For quite some time now, various source versions had already been available by leaks. An 8080 Altair version (4K?), an early generic 6502 8K version, a CP/M 5.x version, and an 8086 version. And the labels from the 6502 version apply very well to a disassembly of early 6800 8K versions for Altair 680 and SWTPC, though the 5-byte float support needs to be reconstructed.
Admittedly they were all a bit lacking in that they only hint at the original PDP-10 macro-fied version, which this release seems to be. And this still doesn't fulfill my quest for a clean 68000 version with binary math routines aside from the horribly segmented Mac OS version that's full of all sorts of new-age post-5.x stuff. (There's a 5.x decimal-math version for Tandy 6000 Xenix, but I never found a binary-math Xenix version.) But I'll be happy to look at what this version brings to the whole collection of MS-BASIC source code.

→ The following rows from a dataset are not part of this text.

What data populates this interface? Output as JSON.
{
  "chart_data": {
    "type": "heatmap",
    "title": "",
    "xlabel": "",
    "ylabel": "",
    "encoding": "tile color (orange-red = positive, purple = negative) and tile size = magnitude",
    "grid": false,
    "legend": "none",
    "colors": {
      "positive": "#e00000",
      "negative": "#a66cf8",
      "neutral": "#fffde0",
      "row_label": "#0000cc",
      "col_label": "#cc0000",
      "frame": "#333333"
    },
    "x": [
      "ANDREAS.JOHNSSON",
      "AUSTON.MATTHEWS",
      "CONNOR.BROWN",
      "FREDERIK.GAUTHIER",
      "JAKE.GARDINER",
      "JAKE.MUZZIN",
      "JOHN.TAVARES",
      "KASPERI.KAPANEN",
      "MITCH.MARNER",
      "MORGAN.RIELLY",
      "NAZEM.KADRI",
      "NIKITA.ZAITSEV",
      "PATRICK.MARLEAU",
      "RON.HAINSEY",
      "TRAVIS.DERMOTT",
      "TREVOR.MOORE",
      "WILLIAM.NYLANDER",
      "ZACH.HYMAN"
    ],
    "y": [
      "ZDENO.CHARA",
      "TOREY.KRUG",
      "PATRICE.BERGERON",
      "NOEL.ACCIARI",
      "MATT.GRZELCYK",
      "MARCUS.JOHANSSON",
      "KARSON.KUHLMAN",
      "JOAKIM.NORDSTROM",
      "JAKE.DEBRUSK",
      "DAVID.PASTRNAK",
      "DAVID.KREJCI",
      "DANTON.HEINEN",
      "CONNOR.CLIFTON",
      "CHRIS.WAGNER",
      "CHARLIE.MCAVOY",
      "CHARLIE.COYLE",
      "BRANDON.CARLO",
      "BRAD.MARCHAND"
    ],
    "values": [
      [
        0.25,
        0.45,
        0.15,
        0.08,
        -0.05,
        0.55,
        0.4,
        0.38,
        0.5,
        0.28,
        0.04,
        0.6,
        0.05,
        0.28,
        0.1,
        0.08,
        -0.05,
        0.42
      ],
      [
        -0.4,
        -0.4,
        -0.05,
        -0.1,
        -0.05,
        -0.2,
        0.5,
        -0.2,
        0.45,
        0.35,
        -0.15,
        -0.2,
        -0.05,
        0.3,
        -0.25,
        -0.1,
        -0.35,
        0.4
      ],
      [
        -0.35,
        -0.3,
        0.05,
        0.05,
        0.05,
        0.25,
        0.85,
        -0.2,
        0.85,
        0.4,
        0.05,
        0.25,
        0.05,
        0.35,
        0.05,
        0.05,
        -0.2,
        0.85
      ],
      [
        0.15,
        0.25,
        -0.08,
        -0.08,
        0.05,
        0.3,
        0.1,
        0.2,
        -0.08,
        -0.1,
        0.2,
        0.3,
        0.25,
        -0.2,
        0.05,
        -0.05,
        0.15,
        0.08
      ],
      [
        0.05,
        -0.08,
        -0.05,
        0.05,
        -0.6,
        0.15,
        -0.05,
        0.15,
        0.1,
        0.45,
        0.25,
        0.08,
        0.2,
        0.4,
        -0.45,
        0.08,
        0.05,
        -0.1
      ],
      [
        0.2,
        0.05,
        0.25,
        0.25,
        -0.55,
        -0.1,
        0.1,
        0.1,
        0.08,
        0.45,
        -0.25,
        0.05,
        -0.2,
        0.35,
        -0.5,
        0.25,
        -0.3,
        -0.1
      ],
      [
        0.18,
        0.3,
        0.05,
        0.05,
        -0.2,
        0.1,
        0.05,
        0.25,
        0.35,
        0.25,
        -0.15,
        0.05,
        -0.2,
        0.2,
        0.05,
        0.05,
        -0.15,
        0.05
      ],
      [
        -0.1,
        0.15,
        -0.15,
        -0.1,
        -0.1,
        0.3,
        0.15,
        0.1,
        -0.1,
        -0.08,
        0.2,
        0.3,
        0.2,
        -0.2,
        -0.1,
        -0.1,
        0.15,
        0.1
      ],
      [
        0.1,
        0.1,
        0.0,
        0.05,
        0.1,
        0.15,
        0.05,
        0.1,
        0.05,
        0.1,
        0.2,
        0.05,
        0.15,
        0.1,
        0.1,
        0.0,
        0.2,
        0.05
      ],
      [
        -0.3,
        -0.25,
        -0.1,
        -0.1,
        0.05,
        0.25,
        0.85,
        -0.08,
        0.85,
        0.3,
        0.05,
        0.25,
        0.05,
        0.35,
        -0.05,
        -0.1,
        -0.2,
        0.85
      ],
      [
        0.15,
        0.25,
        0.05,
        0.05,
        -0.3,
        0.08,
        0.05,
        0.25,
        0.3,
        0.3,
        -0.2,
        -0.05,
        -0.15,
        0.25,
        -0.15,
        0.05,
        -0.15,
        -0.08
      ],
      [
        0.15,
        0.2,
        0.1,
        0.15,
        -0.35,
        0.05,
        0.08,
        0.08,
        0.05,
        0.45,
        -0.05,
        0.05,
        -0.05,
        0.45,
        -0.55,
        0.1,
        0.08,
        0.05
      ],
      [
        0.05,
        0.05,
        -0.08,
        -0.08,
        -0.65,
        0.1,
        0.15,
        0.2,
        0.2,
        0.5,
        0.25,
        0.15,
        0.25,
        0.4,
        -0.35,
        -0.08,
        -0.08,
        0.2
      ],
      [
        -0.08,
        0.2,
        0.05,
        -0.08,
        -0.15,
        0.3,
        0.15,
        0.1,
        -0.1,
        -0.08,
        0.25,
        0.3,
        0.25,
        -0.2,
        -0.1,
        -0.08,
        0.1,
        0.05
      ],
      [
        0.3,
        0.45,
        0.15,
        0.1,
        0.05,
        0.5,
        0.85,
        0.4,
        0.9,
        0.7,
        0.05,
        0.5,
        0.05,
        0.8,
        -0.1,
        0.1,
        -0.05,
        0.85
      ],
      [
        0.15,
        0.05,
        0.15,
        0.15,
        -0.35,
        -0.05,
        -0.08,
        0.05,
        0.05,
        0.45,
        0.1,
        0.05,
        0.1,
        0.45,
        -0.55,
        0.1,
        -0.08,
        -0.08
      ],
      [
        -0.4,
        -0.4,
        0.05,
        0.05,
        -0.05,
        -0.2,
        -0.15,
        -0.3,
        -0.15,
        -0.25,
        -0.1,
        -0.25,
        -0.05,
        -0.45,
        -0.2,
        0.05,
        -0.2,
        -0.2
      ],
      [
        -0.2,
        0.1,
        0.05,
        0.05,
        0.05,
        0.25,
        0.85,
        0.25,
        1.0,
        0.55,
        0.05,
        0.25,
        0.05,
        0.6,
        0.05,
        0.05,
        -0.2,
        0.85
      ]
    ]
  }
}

This all has meaning to me because I started on a TRS-80, and I was always disassembling its BASIC, followed by looks inside 6809 and 68000 versions. It's been fun trying to trace the ancestry of all the various bits of it. I sometimes say that I learned assembly language from Bill Gates because I learned so much from the code for BASIC. And I've actually been using this knowledge lately with a project to build a computer around a 68HC11 CPU. It's very convenient to be able to re-assemble it as necessary.